Bugün biraz Mimarlık ve onun yaşam felsefeleri ve diğer disiplinlere olan etkisi üzerine kendimce biraz dağıtacağım, artık siz toparlarsınız. Epeydir uygulamadan çekildiğim için olsa gerek, artık yapamayan anlatırmış misali, mimarlık üzerine yazmaya verdim kendimi. Her zaman derim mimar mimardır. Pratikte tasarlayamıyor, çizemiyor, uygulayamıyor ise düşünsel platformda değerlendirmeler pek ala yapılabilir. Gökyüzünü maviye boyamaya benzemez bu iş, ciddi uğraş gerektirir. Mimarlık daima uygarlığın giysisi konumundadır.
Felsefe, eski
Yunancada “Philosophus” Bilgelik Aşığı” anlamına gelir. Montaigne ise “Felsefe
yapmak, ölmeyi bilmektir” der. Mimar Louis Kahn ise “Mimarlık doğanın
yapamadığını yapmaktır” der. Nasıl ki mimar her çizdiğinin, inşaa ettiğinin
sorumluluğunu taşımalıysa, yaşama dair felsefe yaparken, düşünce belirlerken de
lafının nereye gittiğini bilmesi gerekir. Hataları günün sonunda toprak altında
kalan doktorlardan daha fazla zorlanır mimarlar. Zira mimarın olası hataları
yeryüzünde kalır ve ömür boyu silinmez. Mühendisler “Bana ne mimar böyle
çizmiş” diyerek sıyırabilir, ancak atlet komple proje sorumlusu mimarın
kaçarı yoktur. Ayrıca mimarın projesini yaratmaktaki başarısı, kültürü
iyi özümsemesine, çevreyi iyi algılamasına ve toplumun sosyal yapısını
iyi analiz etmesine bağlıdır.
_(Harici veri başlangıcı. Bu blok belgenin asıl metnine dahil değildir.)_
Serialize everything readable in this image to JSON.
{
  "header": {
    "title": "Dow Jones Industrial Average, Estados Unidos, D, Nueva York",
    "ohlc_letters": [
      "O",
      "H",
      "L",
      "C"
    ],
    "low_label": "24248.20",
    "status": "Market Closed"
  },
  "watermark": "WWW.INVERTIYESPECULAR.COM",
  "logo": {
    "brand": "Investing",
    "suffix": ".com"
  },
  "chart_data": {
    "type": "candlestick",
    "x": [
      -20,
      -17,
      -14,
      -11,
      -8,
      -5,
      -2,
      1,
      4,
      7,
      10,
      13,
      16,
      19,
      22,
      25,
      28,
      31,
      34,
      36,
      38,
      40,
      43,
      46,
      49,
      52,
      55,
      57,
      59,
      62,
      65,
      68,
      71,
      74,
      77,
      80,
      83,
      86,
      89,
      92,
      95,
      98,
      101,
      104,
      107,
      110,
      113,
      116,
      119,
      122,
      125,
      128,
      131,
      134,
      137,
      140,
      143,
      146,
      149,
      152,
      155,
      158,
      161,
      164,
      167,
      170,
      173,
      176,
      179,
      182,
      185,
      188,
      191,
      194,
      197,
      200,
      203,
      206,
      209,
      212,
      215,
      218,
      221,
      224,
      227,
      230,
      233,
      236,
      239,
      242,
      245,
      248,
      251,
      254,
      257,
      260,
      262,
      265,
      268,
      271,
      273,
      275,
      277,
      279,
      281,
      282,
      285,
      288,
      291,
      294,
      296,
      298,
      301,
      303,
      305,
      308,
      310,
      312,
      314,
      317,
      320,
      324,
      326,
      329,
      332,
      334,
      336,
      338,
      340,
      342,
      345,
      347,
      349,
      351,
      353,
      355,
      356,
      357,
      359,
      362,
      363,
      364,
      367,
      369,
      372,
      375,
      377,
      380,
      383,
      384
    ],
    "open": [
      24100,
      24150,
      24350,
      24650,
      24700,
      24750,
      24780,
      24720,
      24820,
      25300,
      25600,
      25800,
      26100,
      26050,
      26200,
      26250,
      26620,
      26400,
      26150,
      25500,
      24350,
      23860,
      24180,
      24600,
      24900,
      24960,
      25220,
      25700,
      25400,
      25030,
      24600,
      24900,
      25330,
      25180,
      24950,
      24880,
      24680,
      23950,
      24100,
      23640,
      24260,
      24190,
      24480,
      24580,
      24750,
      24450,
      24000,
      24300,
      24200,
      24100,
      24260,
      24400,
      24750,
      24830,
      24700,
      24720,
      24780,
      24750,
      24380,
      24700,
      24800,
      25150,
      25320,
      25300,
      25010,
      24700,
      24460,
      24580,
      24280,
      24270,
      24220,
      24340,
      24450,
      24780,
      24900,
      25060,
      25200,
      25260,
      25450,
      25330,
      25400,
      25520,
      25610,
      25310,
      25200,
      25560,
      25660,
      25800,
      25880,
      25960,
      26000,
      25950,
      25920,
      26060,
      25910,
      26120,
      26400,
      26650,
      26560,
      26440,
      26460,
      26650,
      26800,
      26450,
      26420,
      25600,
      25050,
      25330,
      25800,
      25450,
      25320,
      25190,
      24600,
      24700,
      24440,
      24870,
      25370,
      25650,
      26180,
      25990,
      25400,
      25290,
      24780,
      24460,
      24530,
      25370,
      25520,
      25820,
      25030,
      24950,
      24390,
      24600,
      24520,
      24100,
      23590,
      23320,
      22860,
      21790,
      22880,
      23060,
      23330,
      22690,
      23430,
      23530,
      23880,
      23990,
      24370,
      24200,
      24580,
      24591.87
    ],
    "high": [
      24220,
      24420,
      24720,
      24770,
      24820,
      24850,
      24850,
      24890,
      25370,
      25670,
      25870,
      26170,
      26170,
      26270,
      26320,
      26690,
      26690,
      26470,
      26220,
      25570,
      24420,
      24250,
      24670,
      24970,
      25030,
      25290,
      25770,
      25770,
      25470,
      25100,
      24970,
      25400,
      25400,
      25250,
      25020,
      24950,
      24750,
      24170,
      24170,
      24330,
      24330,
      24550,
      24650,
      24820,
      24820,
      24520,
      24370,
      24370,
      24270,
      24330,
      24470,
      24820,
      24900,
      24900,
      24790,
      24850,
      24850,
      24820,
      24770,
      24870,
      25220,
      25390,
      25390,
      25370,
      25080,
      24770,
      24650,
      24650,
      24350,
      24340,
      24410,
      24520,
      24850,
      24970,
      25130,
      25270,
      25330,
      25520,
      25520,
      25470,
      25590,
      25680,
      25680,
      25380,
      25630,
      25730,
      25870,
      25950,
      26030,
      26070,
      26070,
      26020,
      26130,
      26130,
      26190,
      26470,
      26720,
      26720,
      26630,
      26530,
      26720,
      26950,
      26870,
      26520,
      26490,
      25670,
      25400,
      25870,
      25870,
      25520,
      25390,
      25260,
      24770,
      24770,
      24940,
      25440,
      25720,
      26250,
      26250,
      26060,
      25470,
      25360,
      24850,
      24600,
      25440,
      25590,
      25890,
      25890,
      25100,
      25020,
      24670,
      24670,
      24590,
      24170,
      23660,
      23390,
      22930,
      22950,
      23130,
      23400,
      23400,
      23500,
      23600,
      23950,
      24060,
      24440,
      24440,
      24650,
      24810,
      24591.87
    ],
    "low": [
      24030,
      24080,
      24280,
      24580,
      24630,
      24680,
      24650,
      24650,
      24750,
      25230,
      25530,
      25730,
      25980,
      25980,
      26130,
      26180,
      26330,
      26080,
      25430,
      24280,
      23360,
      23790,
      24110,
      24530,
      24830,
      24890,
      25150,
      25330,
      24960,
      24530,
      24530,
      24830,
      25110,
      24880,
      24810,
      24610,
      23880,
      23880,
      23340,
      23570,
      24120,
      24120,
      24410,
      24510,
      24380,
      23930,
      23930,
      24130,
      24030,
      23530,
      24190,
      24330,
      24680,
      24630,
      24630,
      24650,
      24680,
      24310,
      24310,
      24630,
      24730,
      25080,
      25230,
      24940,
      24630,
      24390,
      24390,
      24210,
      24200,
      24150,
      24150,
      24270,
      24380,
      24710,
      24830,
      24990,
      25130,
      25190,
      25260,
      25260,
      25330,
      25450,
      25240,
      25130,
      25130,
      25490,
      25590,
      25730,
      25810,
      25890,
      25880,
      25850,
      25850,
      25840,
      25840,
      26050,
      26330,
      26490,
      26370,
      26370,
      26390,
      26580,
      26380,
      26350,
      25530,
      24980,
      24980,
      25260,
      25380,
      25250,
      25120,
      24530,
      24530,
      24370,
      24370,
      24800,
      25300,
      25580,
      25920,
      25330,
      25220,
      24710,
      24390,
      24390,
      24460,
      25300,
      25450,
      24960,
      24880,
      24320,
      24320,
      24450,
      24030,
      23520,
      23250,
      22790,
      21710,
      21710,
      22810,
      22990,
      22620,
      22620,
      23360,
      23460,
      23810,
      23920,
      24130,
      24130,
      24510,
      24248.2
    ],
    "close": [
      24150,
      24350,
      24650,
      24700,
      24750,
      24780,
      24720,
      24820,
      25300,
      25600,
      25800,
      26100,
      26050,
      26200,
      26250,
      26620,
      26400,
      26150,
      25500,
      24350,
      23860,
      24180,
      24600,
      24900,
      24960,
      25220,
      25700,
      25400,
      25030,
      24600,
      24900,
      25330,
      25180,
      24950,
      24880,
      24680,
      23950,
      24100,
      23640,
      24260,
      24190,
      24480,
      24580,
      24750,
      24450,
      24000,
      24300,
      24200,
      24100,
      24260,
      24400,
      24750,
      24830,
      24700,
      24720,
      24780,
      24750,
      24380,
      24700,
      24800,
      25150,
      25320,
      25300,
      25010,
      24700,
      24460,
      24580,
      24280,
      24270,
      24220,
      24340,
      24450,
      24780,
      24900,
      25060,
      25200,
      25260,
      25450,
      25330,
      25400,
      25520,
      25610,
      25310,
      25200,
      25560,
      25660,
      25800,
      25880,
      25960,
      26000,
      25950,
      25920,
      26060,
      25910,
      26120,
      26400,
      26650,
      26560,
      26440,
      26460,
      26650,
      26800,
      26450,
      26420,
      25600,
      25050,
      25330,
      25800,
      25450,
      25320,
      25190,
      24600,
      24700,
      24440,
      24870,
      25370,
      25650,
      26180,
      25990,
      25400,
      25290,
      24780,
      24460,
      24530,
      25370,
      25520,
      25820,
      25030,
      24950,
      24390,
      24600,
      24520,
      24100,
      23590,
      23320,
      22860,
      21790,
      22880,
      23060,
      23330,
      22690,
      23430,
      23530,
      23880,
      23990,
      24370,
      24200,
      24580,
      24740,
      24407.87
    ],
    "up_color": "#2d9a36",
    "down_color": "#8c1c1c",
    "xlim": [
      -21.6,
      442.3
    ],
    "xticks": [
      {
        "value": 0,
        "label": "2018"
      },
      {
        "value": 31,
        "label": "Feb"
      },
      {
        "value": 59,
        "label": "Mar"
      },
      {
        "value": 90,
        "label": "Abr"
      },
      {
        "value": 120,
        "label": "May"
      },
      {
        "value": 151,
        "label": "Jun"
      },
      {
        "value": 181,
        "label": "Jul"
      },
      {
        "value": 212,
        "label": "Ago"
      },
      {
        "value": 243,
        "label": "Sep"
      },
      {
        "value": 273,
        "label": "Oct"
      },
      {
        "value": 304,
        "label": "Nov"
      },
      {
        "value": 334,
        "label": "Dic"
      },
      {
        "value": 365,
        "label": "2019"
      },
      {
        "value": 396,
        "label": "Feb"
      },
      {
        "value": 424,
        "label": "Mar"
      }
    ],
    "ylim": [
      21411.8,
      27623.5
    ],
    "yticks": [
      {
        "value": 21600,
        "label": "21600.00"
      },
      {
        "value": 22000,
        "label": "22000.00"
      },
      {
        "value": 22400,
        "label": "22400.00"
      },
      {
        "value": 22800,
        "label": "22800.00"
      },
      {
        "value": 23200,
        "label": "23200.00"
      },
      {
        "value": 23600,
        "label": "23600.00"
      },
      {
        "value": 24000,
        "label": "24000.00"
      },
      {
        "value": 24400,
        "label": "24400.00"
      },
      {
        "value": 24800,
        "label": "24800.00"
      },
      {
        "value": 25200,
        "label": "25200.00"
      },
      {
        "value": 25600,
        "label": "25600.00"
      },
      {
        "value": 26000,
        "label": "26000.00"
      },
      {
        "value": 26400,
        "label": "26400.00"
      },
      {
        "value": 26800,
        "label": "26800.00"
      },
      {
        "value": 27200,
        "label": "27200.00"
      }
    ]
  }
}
Aslında kültür bir anlamda da uygarlığın akan bir
ırmağı, mimari de adeta onun parıldayan bir aynası olmuştur.
Zor meslektir
mimarlık…
Dolaşalım biraz düşün dünyasında. Malum; konuyu bağlamayı beceremezsen içeriğe mahkum kalırsın. Ben anlatayım de siz bunun mimarlıkla bağlantısını kurun. İpucunu şöyle vereyim. Mimara ilk öğretilen tanrının detaylarda gizli olduğudur. Satır aralarını okuyarak, vurgulamak istediğim, inşa etmeye çalıştım gerçekleri bulacaksınız. Varoluşçu edebiyatın “futbolcusu”, saçmanın babası, düşüncesi kanayan yazar olarak tanımlanan Albert Camus, politik, ancak 1960’da araba kazasında ölümünden sonra 1970’de basılan ilk kitabı “Mutlu Ölüm” de gelecek yıllarda ki yazıları için birtakım notlar tutmuş, kendi yazgısına egemen olan özgürlüğünü savunmuştu. Yapıttan daha çok ilerdeki yazıları için belgeler derlemişti.
Daha
sonra yazdığı ünlü “Yabancı” kitabının kahramanı Mersault kendisine “mutlu
musun” diye soran sevgilisi Catherine’i şöyle yanıtlar; “Seçmek ve
istediğini serbestçe yapmak zorunda olduğunu, mutluluk için bir takım
şartların gerektiğini düşünmekle yanılıyorsun. Önemli olan
mutluluğu istemektir. Bu çok büyük ve her an var olan bir bilinçtir. Gerisi,
sanat, başarı, hepsi bahane. Üzerine nakış işlenecek bir kanaviçe.” der ve
başka bir yerde cahil cesaretini tavsiye ederek şöyle ekler; “… mutlu
yaşantıyı kusursuz hale getirmek için minimum bilgisizlik gereklidir. Buna
sahip olmayanlar, onu arayıp bulmalıdırlar, bilgisizliğin kazanılması
şarttır.”.
Kazanılmış cehaletle kitleler mesut mutlu yaşarken, rahatsız mimarlar Camus’nun “Sissofes Efsanesi”nde anlattığı gibi; düşeceğini bile bile koca kayayı yokuş yukarı itip dururlar…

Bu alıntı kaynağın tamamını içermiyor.